TRE-RJ estabelece força-tarefa para proteger eleições de 2026 da infiltração criminosa
Em uma iniciativa decisiva para salvaguardar a democracia, o Tribunal Regional Eleitoral do Rio de Janeiro (TRE-RJ) instituiu o Grupo de Trabalho Unificado de Defesa da Integridade Eleitoral. Esta coalizão estratégica tem como missão primordial combater a influência do crime organizado nas próximas eleições de 2026, impedindo suas tentativas de infiltração no cenário político brasileiro.
Uma resposta à singularidade da segurança fluminense
O desembargador Claudio de Mello Tavares, presidente do TRE-RJ, idealizou e formalizou o comitê, cujo plano de trabalho foi aprovado em reunião na última quinta-feira (19). O encontro contou com a presença de representantes dos setores de inteligência das forças de segurança e do Ministério Público Federal (MPF), marcando o início de uma atuação articulada em rede.
"É um cenário muito específico e diferente da média enfrentada em todo o Brasil", afirmou o desembargador Tavares, destacando a necessidade urgente da medida. "Por isso, foi necessário montar uma coalizão reunindo o melhor das nossas forças de inteligência, para impedir a infiltração do crime organizado nas estruturas do Executivo e do Legislativo."
A motivação central do grupo é bloquear que o domínio territorial exercido por facções criminosas – como o tráfico de drogas e as milícias – e os recursos provenientes de atividades ilícitas resultem em:
- Coação ao eleitorado
- Financiamento ilegal de campanhas políticas
- Registro de candidaturas vinculadas a organizações criminosas
Duas frentes estratégicas de atuação
O grupo atuará concentrado em duas linhas de ação fundamentais para a proteção do processo eleitoral:
- Proteção física do eleitor: Identificação, análise e eventual substituição de locais de votação situados em áreas de elevado risco. Este trabalho, iniciado nas eleições de 2024 pela Coordenadoria de Inteligência e Segurança Institucional do TRE-RJ, visa proteger os cidadãos de pressões externas e garantir o exercício livre e consciente do voto.

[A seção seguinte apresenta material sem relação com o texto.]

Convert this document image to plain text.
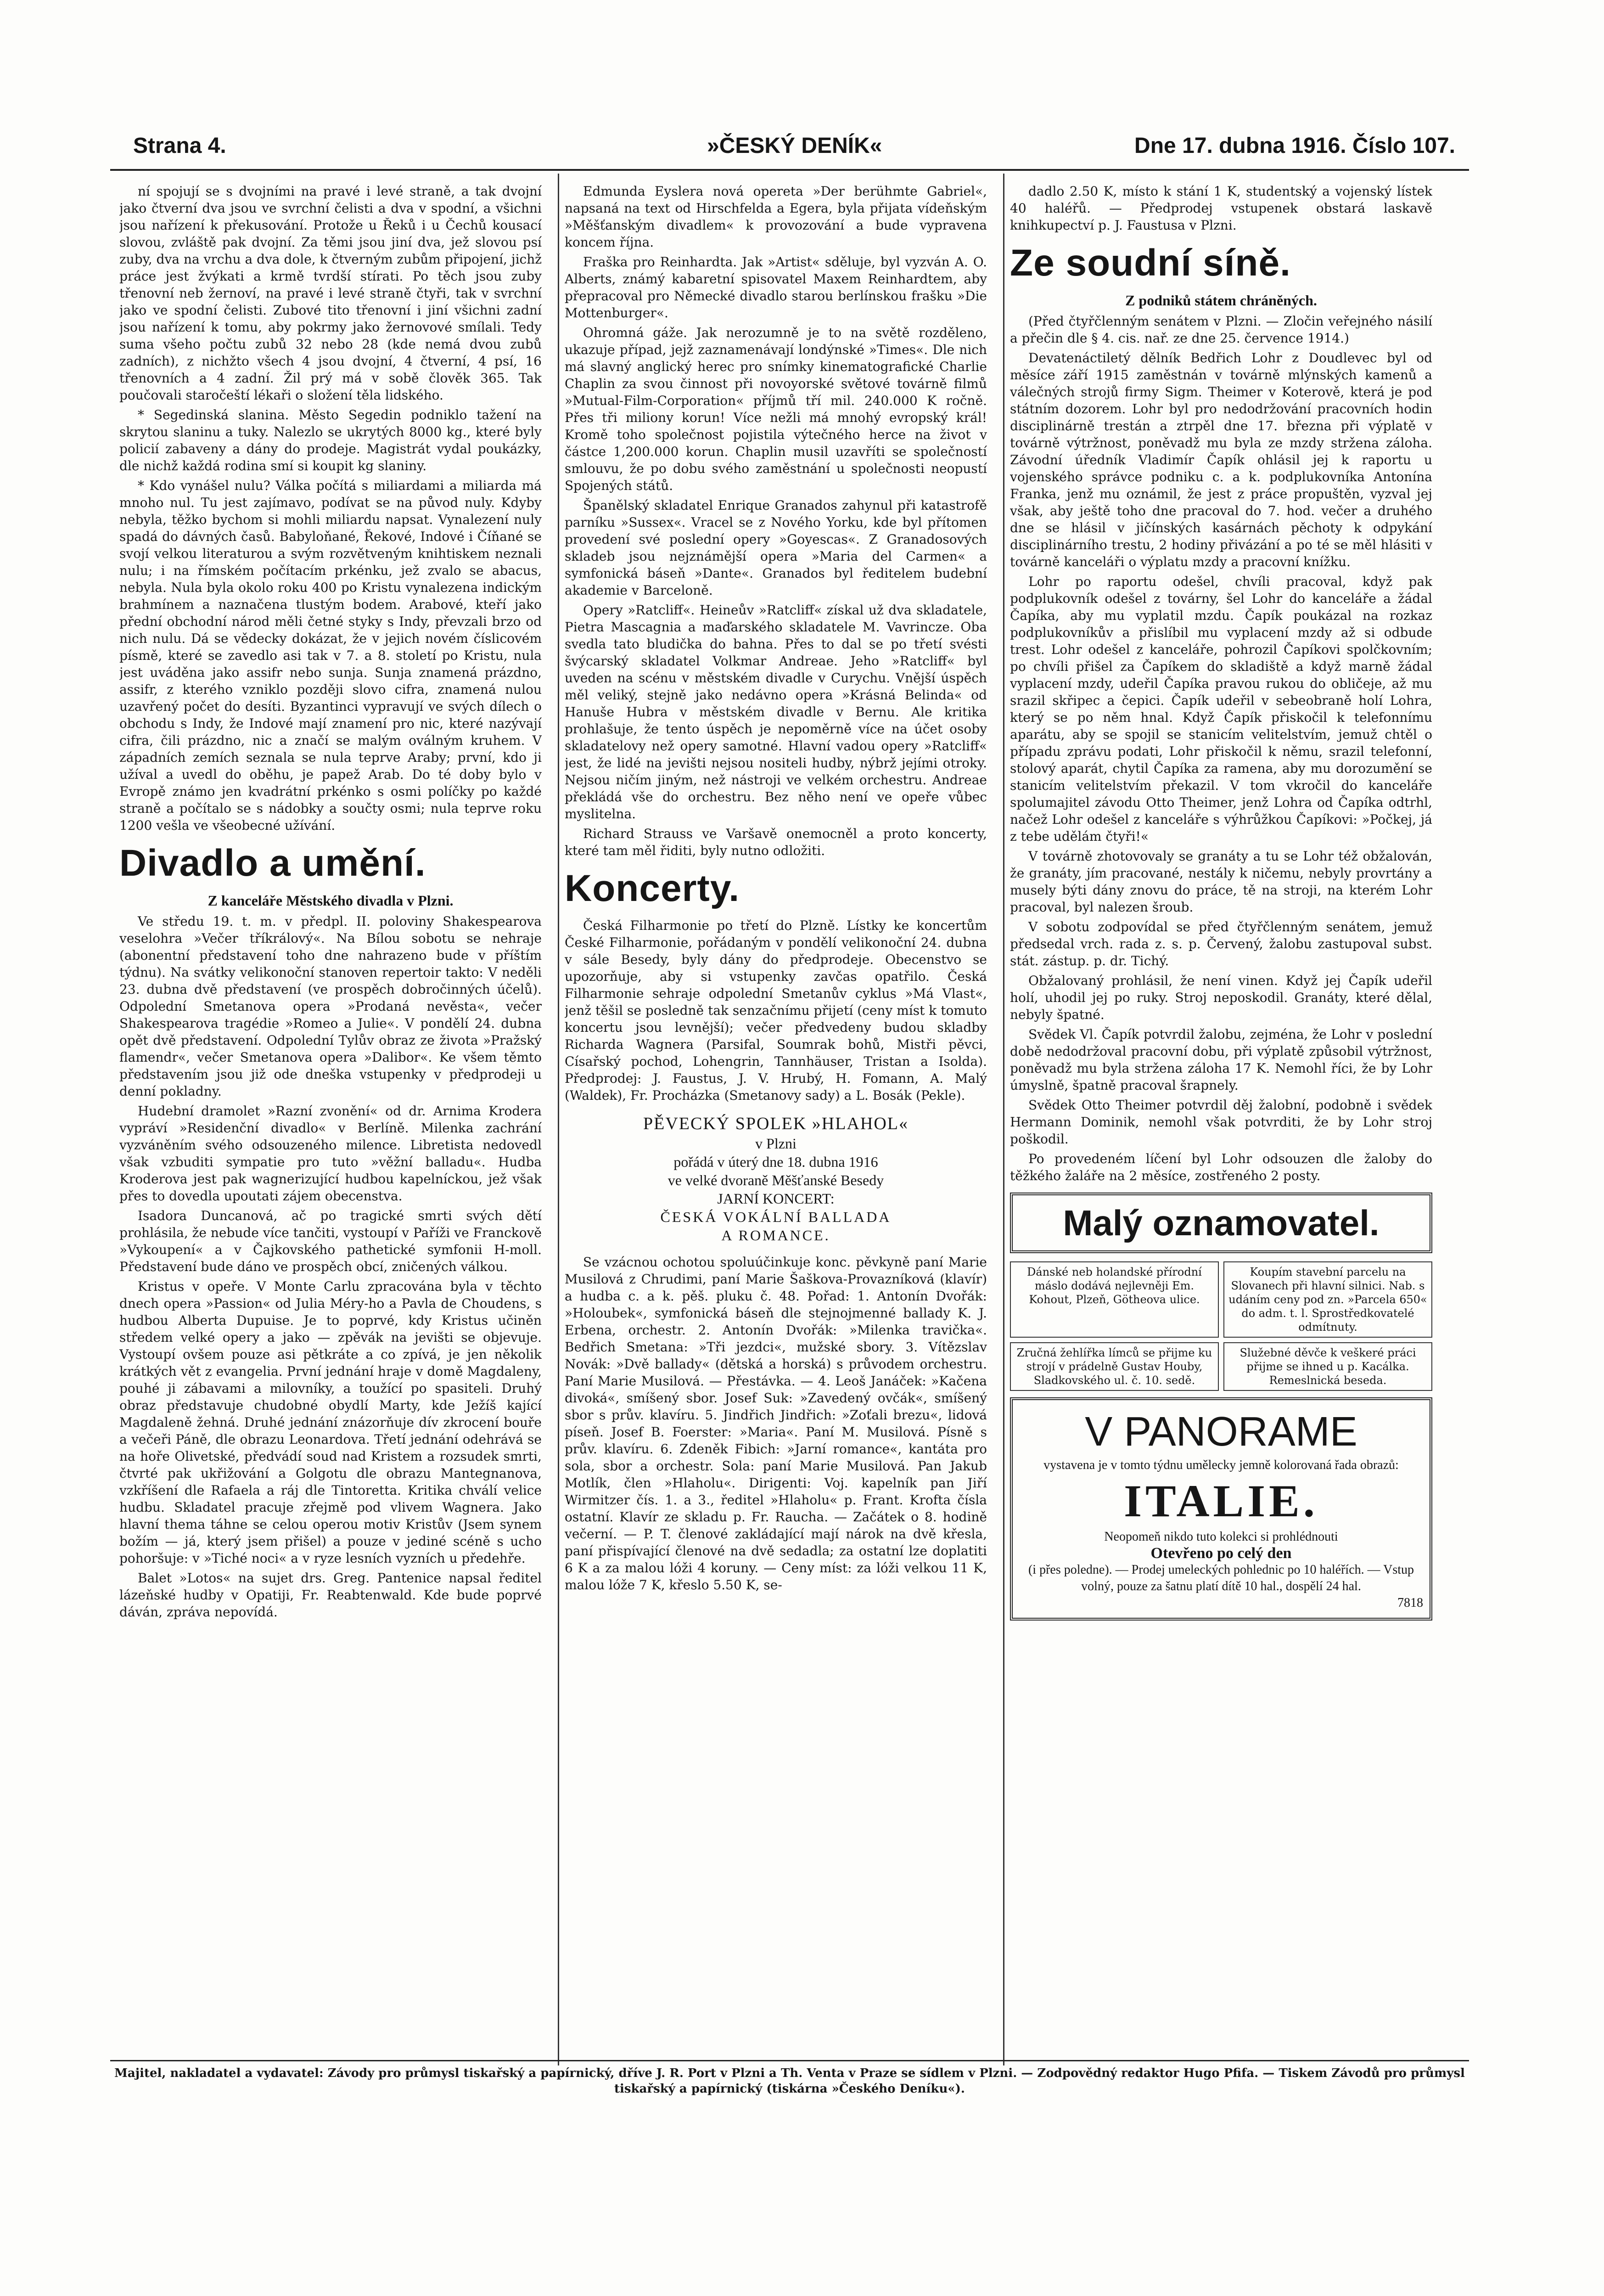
Strana 4.	»ČESKÝ DENÍK«	Dne 17. dubna 1916. Číslo 107.

ní spojují se s dvojními na pravé i levé straně, a tak dvojní jako čtverní dva jsou ve svrchní čelisti a dva v spodní, a všichni jsou nařízení k překusování. Protože u Řeků i u Čechů kousací slovou, zvláště pak dvojní. Za těmi jsou jiní dva, jež slovou psí zuby, dva na vrchu a dva dole, k čtverným zubům připojení, jichž práce jest žvýkati a krmě tvrdší stírati. Po těch jsou zuby třenovní neb žernoví, na pravé i levé straně čtyři, tak v svrchní jako ve spodní čelisti. Zubové tito třenovní i jiní všichni zadní jsou nařízení k tomu, aby pokrmy jako žernovové smílali. Tedy suma všeho počtu zubů 32 nebo 28 (kde nemá dvou zubů zadních), z nichžto všech 4 jsou dvojní, 4 čtverní, 4 psí, 16 třenovních a 4 zadní. Žil prý má v sobě člověk 365. Tak poučovali staročeští lékaři o složení těla lidského.

* Segedinská slanina. Město Segedin podniklo tažení na skrytou slaninu a tuky. Nalezlo se ukrytých 8000 kg., které byly policií zabaveny a dány do prodeje. Magistrát vydal poukázky, dle nichž každá rodina smí si koupit kg slaniny.

* Kdo vynášel nulu? Válka počítá s miliardami a miliarda má mnoho nul. Tu jest zajímavo, podívat se na původ nuly. Kdyby nebyla, těžko bychom si mohli miliardu napsat. Vynalezení nuly spadá do dávných časů. Babyloňané, Řekové, Indové i Číňané se svojí velkou literaturou a svým rozvětveným knihtiskem neznali nulu; i na římském počítacím prkénku, jež zvalo se abacus, nebyla. Nula byla okolo roku 400 po Kristu vynalezena indickým brahmínem a naznačena tlustým bodem. Arabové, kteří jako přední obchodní národ měli četné styky s Indy, převzali brzo od nich nulu. Dá se vědecky dokázat, že v jejich novém číslicovém písmě, které se zavedlo asi tak v 7. a 8. století po Kristu, nula jest uváděna jako assifr nebo sunja. Sunja znamená prázdno, assifr, z kterého vzniklo později slovo cifra, znamená nulou uzavřený počet do desíti. Byzantinci vypravují ve svých dílech o obchodu s Indy, že Indové mají znamení pro nic, které nazývají cifra, čili prázdno, nic a značí se malým oválným kruhem. V západních zemích seznala se nula teprve Araby; první, kdo ji užíval a uvedl do oběhu, je papež Arab. Do té doby bylo v Evropě známo jen kvadrátní prkénko s osmi políčky po každé straně a počítalo se s nádobky a součty osmi; nula teprve roku 1200 vešla ve všeobecné užívání.

Divadlo a umění.
Z kanceláře Městského divadla v Plzni.

Ve středu 19. t. m. v předpl. II. poloviny Shakespearova veselohra »Večer tříkrálový«. Na Bílou sobotu se nehraje (abonentní představení toho dne nahrazeno bude v příštím týdnu). Na svátky velikonoční stanoven repertoir takto: V neděli 23. dubna dvě představení (ve prospěch dobročinných účelů). Odpolední Smetanova opera »Prodaná nevěsta«, večer Shakespearova tragédie »Romeo a Julie«. V pondělí 24. dubna opět dvě představení. Odpolední Tylův obraz ze života »Pražský flamendr«, večer Smetanova opera »Dalibor«. Ke všem těmto představením jsou již ode dneška vstupenky v předprodeji u denní pokladny.

Hudební dramolet »Razní zvonění« od dr. Arnima Krodera vypráví »Residenční divadlo« v Berlíně. Milenka zachrání vyzváněním svého odsouzeného milence. Libretista nedovedl však vzbuditi sympatie pro tuto »věžní balladu«. Hudba Kroderova jest pak wagnerizující hudbou kapelníckou, jež však přes to dovedla upoutati zájem obecenstva.

Isadora Duncanová, ač po tragické smrti svých dětí prohlásila, že nebude více tančiti, vystoupí v Paříži ve Franckově »Vykoupení« a v Čajkovského pathetické symfonii H-moll. Představení bude dáno ve prospěch obcí, zničených válkou.

Kristus v opeře. V Monte Carlu zpracována byla v těchto dnech opera »Passion« od Julia Méry-ho a Pavla de Choudens, s hudbou Alberta Dupuise. Je to poprvé, kdy Kristus učiněn středem velké opery a jako — zpěvák na jevišti se objevuje. Vystoupí ovšem pouze asi pětkráte a co zpívá, je jen několik krátkých vět z evangelia. První jednání hraje v domě Magdaleny, pouhé ji zábavami a milovníky, a toužící po spasiteli. Druhý obraz představuje chudobné obydlí Marty, kde Ježíš kající Magdaleně žehná. Druhé jednání znázorňuje dív zkrocení bouře a večeři Páně, dle obrazu Leonardova. Třetí jednání odehrává se na hoře Olivetské, předvádí soud nad Kristem a rozsudek smrti, čtvrté pak ukřižování a Golgotu dle obrazu Mantegnanova, vzkříšení dle Rafaela a ráj dle Tintoretta. Kritika chválí velice hudbu. Skladatel pracuje zřejmě pod vlivem Wagnera. Jako hlavní thema táhne se celou operou motiv Kristův (Jsem synem božím — já, který jsem přišel) a pouze v jediné scéně s ucho pohoršuje: v »Tiché noci« a v ryze lesních vyzních u předehře.

Balet »Lotos« na sujet drs. Greg. Pantenice napsal ředitel lázeňské hudby v Opatiji, Fr. Reabtenwald. Kde bude poprvé dáván, zpráva nepovídá.

Edmunda Eyslera nová opereta »Der berühmte Gabriel«, napsaná na text od Hirschfelda a Egera, byla přijata vídeňským »Měšťanským divadlem« k provozování a bude vypravena koncem října.

Fraška pro Reinhardta. Jak »Artist« sděluje, byl vyzván A. O. Alberts, známý kabaretní spisovatel Maxem Reinhardtem, aby přepracoval pro Německé divadlo starou berlínskou frašku »Die Mottenburger«.

Ohromná gáže. Jak nerozumně je to na světě rozděleno, ukazuje případ, jejž zaznamenávají londýnské »Times«. Dle nich má slavný anglický herec pro snímky kinematografické Charlie Chaplin za svou činnost při novoyorské světové továrně filmů »Mutual-Film-Corporation« příjmů tří mil. 240.000 K ročně. Přes tři miliony korun! Více nežli má mnohý evropský král! Kromě toho společnost pojistila výtečného herce na život v částce 1,200.000 korun. Chaplin musil uzavříti se společností smlouvu, že po dobu svého zaměstnání u společnosti neopustí Spojených států.

Španělský skladatel Enrique Granados zahynul při katastrofě parníku »Sussex«. Vracel se z Nového Yorku, kde byl přítomen provedení své poslední opery »Goyescas«. Z Granadosových skladeb jsou nejznámější opera »Maria del Carmen« a symfonická báseň »Dante«. Granados byl ředitelem budební akademie v Barceloně.

Opery »Ratcliff«. Heineův »Ratcliff« získal už dva skladatele, Pietra Mascagnia a maďarského skladatele M. Vavrincze. Oba svedla tato bludička do bahna. Přes to dal se po třetí svésti švýcarský skladatel Volkmar Andreae. Jeho »Ratcliff« byl uveden na scénu v městském divadle v Curychu. Vnější úspěch měl veliký, stejně jako nedávno opera »Krásná Belinda« od Hanuše Hubra v městském divadle v Bernu. Ale kritika prohlašuje, že tento úspěch je nepoměrně více na účet osoby skladatelovy než opery samotné. Hlavní vadou opery »Ratcliff« jest, že lidé na jevišti nejsou nositeli hudby, nýbrž jejími otroky. Nejsou ničím jiným, než nástroji ve velkém orchestru. Andreae překládá vše do orchestru. Bez něho není ve opeře vůbec myslitelna.

Richard Strauss ve Varšavě onemocněl a proto koncerty, které tam měl řiditi, byly nutno odložiti.

Koncerty.

Česká Filharmonie po třetí do Plzně. Lístky ke koncertům České Filharmonie, pořádaným v pondělí velikonoční 24. dubna v sále Besedy, byly dány do předprodeje. Obecenstvo se upozorňuje, aby si vstupenky zavčas opatřilo. Česká Filharmonie sehraje odpolední Smetanův cyklus »Má Vlast«, jenž těšil se posledně tak senzačnímu přijetí (ceny míst k tomuto koncertu jsou levnější); večer předvedeny budou skladby Richarda Wagnera (Parsifal, Soumrak bohů, Mistři pěvci, Císařský pochod, Lohengrin, Tannhäuser, Tristan a Isolda). Předprodej: J. Faustus, J. V. Hrubý, H. Fomann, A. Malý (Waldek), Fr. Procházka (Smetanovy sady) a L. Bosák (Pekle).

PĚVECKÝ SPOLEK »HLAHOL«
v Plzni
pořádá v úterý dne 18. dubna 1916
ve velké dvoraně Měšťanské Besedy
JARNÍ KONCERT:
ČESKÁ VOKÁLNÍ BALLADA
A ROMANCE.

Se vzácnou ochotou spoluúčinkuje konc. pěvkyně paní Marie Musilová z Chrudimi, paní Marie Šaškova-Provazníková (klavír) a hudba c. a k. pěš. pluku č. 48. Pořad: 1. Antonín Dvořák: »Holoubek«, symfonická báseň dle stejnojmenné ballady K. J. Erbena, orchestr. 2. Antonín Dvořák: »Milenka travička«. Bedřich Smetana: »Tři jezdci«, mužské sbory. 3. Vítězslav Novák: »Dvě ballady« (dětská a horská) s průvodem orchestru. Paní Marie Musilová. — Přestávka. — 4. Leoš Janáček: »Kačena divoká«, smíšený sbor. Josef Suk: »Zavedený ovčák«, smíšený sbor s prův. klavíru. 5. Jindřich Jindřich: »Zoťali brezu«, lidová píseň. Josef B. Foerster: »Maria«. Paní M. Musilová. Písně s prův. klavíru. 6. Zdeněk Fibich: »Jarní romance«, kantáta pro sola, sbor a orchestr. Sola: paní Marie Musilová. Pan Jakub Motlík, člen »Hlaholu«. Dirigenti: Voj. kapelník pan Jiří Wirmitzer čís. 1. a 3., ředitel »Hlaholu« p. Frant. Krofta čísla ostatní. Klavír ze skladu p. Fr. Raucha. — Začátek o 8. hodině večerní. — P. T. členové zakládající mají nárok na dvě křesla, paní přispívající členové na dvě sedadla; za ostatní lze doplatiti 6 K a za malou lóži 4 koruny. — Ceny míst: za lóži velkou 11 K, malou lóže 7 K, křeslo 5.50 K, se-

dadlo 2.50 K, místo k stání 1 K, studentský a vojenský lístek 40 haléřů. — Předprodej vstupenek obstará laskavě knihkupectví p. J. Faustusa v Plzni.

Ze soudní síně.
Z podniků státem chráněných.

(Před čtyřčlenným senátem v Plzni. — Zločin veřejného násilí a přečin dle § 4. cis. nař. ze dne 25. července 1914.)

Devatenáctiletý dělník Bedřich Lohr z Doudlevec byl od měsíce září 1915 zaměstnán v továrně mlýnských kamenů a válečných strojů firmy Sigm. Theimer v Koterově, která je pod státním dozorem. Lohr byl pro nedodržování pracovních hodin disciplinárně trestán a ztrpěl dne 17. března při výplatě v továrně výtržnost, poněvadž mu byla ze mzdy stržena záloha. Závodní úředník Vladimír Čapík ohlásil jej k raportu u vojenského správce podniku c. a k. podplukovníka Antonína Franka, jenž mu oznámil, že jest z práce propuštěn, vyzval jej však, aby ještě toho dne pracoval do 7. hod. večer a druhého dne se hlásil v jičínských kasárnách pěchoty k odpykání disciplinárního trestu, 2 hodiny přivázání a po té se měl hlásiti v továrně kanceláři o výplatu mzdy a pracovní knížku.

Lohr po raportu odešel, chvíli pracoval, když pak podplukovník odešel z továrny, šel Lohr do kanceláře a žádal Čapíka, aby mu vyplatil mzdu. Čapík poukázal na rozkaz podplukovníkův a přislíbil mu vyplacení mzdy až si odbude trest. Lohr odešel z kanceláře, pohrozil Čapíkovi spolčkovním; po chvíli přišel za Čapíkem do skladiště a když marně žádal vyplacení mzdy, udeřil Čapíka pravou rukou do obličeje, až mu srazil skřipec a čepici. Čapík udeřil v sebeobraně holí Lohra, který se po něm hnal. Když Čapík přiskočil k telefonnímu aparátu, aby se spojil se stanicím velitelstvím, jemuž chtěl o případu zprávu podati, Lohr přiskočil k němu, srazil telefonní, stolový aparát, chytil Čapíka za ramena, aby mu dorozumění se stanicím velitelstvím překazil. V tom vkročil do kanceláře spolumajitel závodu Otto Theimer, jenž Lohra od Čapíka odtrhl, načež Lohr odešel z kanceláře s výhrůžkou Čapíkovi: »Počkej, já z tebe udělám čtyři!«

V továrně zhotovovaly se granáty a tu se Lohr též obžalován, že granáty, jím pracované, nestály k ničemu, nebyly provrtány a musely býti dány znovu do práce, tě na stroji, na kterém Lohr pracoval, byl nalezen šroub.

V sobotu zodpovídal se před čtyřčlenným senátem, jemuž předsedal vrch. rada z. s. p. Červený, žalobu zastupoval subst. stát. zástup. p. dr. Tichý.

Obžalovaný prohlásil, že není vinen. Když jej Čapík udeřil holí, uhodil jej po ruky. Stroj neposkodil. Granáty, které dělal, nebyly špatné.

Svědek Vl. Čapík potvrdil žalobu, zejména, že Lohr v poslední době nedodržoval pracovní dobu, při výplatě způsobil výtržnost, poněvadž mu byla stržena záloha 17 K. Nemohl říci, že by Lohr úmyslně, špatně pracoval šrapnely.

Svědek Otto Theimer potvrdil děj žalobní, podobně i svědek Hermann Dominik, nemohl však potvrditi, že by Lohr stroj poškodil.

Po provedeném líčení byl Lohr odsouzen dle žaloby do těžkého žaláře na 2 měsíce, zostřeného 2 posty.

Malý oznamovatel.
Dánské neb holandské přírodní máslo dodává nejlevněji Em. Kohout, Plzeň, Götheova ulice.
Koupím stavební parcelu na Slovanech při hlavní silnici. Nab. s udáním ceny pod zn. »Parcela 650« do adm. t. l. Sprostředkovatelé odmítnuty.
Zručná žehlířka límců se přijme ku strojí v prádelně Gustav Houby, Sladkovského ul. č. 10. sedě.
Služebné děvče k veškeré práci přijme se ihned u p. Kacálka. Remeslnická beseda.
V PANORAME
vystavena je v tomto týdnu umělecky jemně kolorovaná řada obrazů:
ITALIE.
Neopomeň nikdo tuto kolekci si prohlédnouti
Otevřeno po celý den
(i přes poledne). — Prodej umeleckých pohlednic po 10 haléřích. — Vstup volný, pouze za šatnu platí dítě 10 hal., dospělí 24 hal.
7818
Majitel, nakladatel a vydavatel: Závody pro průmysl tiskařský a papírnický, dříve J. R. Port v Plzni a Th. Venta v Praze se sídlem v Plzni. — Zodpovědný redaktor Hugo Pfifa. — Tiskem Závodů pro průmysl tiskařský a papírnický (tiskárna »Českého Deníku«).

- Compartilhamento de inteligência: Troca sistemática de dados entre as forças de segurança sobre candidaturas com possíveis vínculos com o crime organizado. Estas informações embasarão relatórios destinados à Procuradoria Regional Eleitoral, que poderá utilizá-los para solicitar o indeferimento de registros de candidatura perante o TRE-RJ quando houver indícios de irregularidade.
O desembargador Tavares foi enfático ao declarar que "as eleições não podem permitir que organizações criminosas se estabeleçam dentro do Estado com poderes para formular e implementar políticas públicas". Com convicção, ele acrescentou: "Com o empenho de cada órgão envolvido, tenho certeza de que conseguiremos sanear o processo eleitoral e nos tornaremos referência para todo o país."
Esta iniciativa representa um marco na defesa da integridade democrática, estabelecendo um precedente importante para o combate à criminalidade organizada no âmbito político-eleitoral brasileiro.